Ağlayanın malı gülene hayreder mi?

 

Yoksa insan yaptığı kötülüğü ne kadar mantığa büründürse de ne kadar dini, milli veya ideolojik gerekçe bulsa da hakkına girdiği insanların hayali her an onları rahatsız mı eder?

Sokrates haksızlıkla gasp ederek tahta ele geçiren Arkhealos’un ne kadar mutlu görünürse görünsün aslında mutsuz olduğunu düşünüyordu. Çünkü ona göre haksızlık eden insan, haksızlık ettiğini bilen insan mutsuzdu. Ne kadar izah etmeye, meşrulaştırmaya çalışırsa çalışsın üzerinde hep bunun yükünü taşır, asla huzur bulamazdı. Cezasını çekmedikçe de mutsuzluğu artardı.

İnsan ruhunun derinlerinde neler var, bunlardan hangisi doğrudur, o derinleri görmekten de göstermek de kolay değil. Ama dünyada olup bitmekte olanı görebilir ve orada insanın insana yaptığını gösterebiliriz.

 

“Batan geminin malları”

Başkalarının felaketi, ölümü ve ailesinin dağılması pahasına mutlu bir hayat kurulacağını sanmak vahim bir yanılgı olmalı.

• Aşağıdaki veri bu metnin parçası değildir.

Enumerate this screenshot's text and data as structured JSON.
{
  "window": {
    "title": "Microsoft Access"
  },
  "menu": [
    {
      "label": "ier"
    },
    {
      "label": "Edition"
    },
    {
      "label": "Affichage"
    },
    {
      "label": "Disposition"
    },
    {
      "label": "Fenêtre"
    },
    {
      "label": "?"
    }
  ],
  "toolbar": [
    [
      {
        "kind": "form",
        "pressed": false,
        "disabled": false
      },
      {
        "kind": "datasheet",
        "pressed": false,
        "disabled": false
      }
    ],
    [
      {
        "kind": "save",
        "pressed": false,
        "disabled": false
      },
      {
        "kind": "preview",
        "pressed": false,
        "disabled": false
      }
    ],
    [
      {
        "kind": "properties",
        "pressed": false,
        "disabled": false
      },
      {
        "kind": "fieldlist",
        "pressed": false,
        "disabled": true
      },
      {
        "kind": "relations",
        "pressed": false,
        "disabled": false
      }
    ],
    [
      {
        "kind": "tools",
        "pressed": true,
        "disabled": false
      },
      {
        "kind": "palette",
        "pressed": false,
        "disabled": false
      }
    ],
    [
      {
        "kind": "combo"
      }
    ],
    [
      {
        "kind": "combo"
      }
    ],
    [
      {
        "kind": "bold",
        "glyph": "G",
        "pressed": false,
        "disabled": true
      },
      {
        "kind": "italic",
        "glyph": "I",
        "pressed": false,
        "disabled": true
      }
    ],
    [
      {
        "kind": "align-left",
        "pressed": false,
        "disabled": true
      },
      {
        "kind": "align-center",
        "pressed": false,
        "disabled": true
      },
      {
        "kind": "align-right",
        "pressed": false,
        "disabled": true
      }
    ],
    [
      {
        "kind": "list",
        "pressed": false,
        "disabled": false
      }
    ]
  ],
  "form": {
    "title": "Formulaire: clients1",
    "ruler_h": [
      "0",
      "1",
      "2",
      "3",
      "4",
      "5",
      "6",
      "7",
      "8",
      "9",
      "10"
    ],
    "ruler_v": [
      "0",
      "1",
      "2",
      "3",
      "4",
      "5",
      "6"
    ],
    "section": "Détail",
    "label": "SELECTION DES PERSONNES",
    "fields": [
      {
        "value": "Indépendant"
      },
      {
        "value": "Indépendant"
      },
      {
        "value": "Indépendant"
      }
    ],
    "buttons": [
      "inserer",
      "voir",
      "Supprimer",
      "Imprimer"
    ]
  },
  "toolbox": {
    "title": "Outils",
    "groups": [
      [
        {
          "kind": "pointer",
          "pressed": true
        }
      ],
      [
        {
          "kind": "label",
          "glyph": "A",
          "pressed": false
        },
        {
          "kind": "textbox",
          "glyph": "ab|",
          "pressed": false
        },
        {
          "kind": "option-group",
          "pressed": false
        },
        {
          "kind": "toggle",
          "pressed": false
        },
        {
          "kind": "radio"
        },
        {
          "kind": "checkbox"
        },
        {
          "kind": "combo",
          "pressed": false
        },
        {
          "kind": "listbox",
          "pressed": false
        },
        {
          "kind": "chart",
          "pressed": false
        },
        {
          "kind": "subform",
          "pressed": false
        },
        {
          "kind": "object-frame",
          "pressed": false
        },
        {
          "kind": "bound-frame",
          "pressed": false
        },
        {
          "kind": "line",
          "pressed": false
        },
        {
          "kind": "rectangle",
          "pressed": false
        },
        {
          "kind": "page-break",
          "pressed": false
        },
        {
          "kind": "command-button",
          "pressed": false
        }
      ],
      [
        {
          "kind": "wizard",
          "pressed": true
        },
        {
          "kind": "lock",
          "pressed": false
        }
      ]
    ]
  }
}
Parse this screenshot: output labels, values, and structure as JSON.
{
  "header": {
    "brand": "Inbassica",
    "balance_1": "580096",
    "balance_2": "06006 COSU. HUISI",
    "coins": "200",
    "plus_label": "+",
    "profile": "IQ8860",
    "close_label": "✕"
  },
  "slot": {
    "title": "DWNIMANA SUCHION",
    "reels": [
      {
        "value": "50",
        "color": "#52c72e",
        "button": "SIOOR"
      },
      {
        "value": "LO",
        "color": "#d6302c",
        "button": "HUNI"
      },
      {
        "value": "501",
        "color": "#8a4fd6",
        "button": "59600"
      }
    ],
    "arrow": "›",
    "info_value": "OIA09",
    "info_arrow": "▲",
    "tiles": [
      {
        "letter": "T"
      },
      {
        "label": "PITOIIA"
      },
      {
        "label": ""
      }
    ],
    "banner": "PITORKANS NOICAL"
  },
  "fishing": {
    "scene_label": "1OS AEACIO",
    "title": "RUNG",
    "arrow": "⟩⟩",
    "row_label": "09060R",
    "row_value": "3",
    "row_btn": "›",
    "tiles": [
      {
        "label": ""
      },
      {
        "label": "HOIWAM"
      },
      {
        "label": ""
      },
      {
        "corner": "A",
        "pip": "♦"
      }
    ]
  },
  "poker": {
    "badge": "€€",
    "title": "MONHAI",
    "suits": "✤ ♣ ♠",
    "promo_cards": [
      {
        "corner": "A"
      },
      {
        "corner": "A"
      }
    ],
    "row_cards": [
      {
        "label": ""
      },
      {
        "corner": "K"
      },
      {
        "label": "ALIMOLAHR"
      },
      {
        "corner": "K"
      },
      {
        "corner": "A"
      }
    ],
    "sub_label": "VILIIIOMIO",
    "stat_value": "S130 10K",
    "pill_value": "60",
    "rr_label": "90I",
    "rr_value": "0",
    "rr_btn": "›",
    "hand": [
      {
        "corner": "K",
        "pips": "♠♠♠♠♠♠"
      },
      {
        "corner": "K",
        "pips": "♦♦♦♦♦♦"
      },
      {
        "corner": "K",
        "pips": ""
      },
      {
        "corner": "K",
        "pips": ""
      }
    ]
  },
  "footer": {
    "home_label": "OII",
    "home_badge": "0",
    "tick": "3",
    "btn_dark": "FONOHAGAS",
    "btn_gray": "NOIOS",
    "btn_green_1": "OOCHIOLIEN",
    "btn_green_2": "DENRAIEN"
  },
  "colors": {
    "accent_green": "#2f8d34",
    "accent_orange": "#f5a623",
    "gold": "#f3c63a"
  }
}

Ama insan bunu da tercih edebiliyor.

Mesele bilmemek de değil. İnsanın bütün bunları bilmeden yaptığını, birini sürüp öldürüp evine el koyarken, bunun yanlış olduğunun farkında olmadığını söyleyemeyiz. Kendisine ev bark “bağışlananların” da bunun nereden geldiğini bilmediğini de söyleyemeyiz. Tıpkı Amerika’nın “keşfinden” sonra orada tarihin en büyük soykırımı gerçekleştirenlerin, orada “yeni dünya” kuranların, oranın yerli halklarının, çoluğu çocuğuyla on milyonlarca Kızılderili’nin nereye gittiğini bilmediklerini söyleyemeyeceğimiz gibi.

 

Bütün mesele Dostoyevski’nin sorusunda aslında: “Temeline gözyaşları akıtılmış bir binanın, şehrin veya ülkenin mimarı olmaya razı olur muydunuz?”

Temelinde çocuk bedenleri olan bir binada oturur muydunuz? Birini öldürüp evine, toprağına el koyar mıydınız? Ya da onları öldüren, evine barkına el koyan otoritenin bir parçası olur muydunuz? Onun sizin adına öldürmesini onaylar mıydınız? Size verdiğini alır mıydınız, yoksa üzerindeki kan lekesi yüzünden hayır mı derdiniz?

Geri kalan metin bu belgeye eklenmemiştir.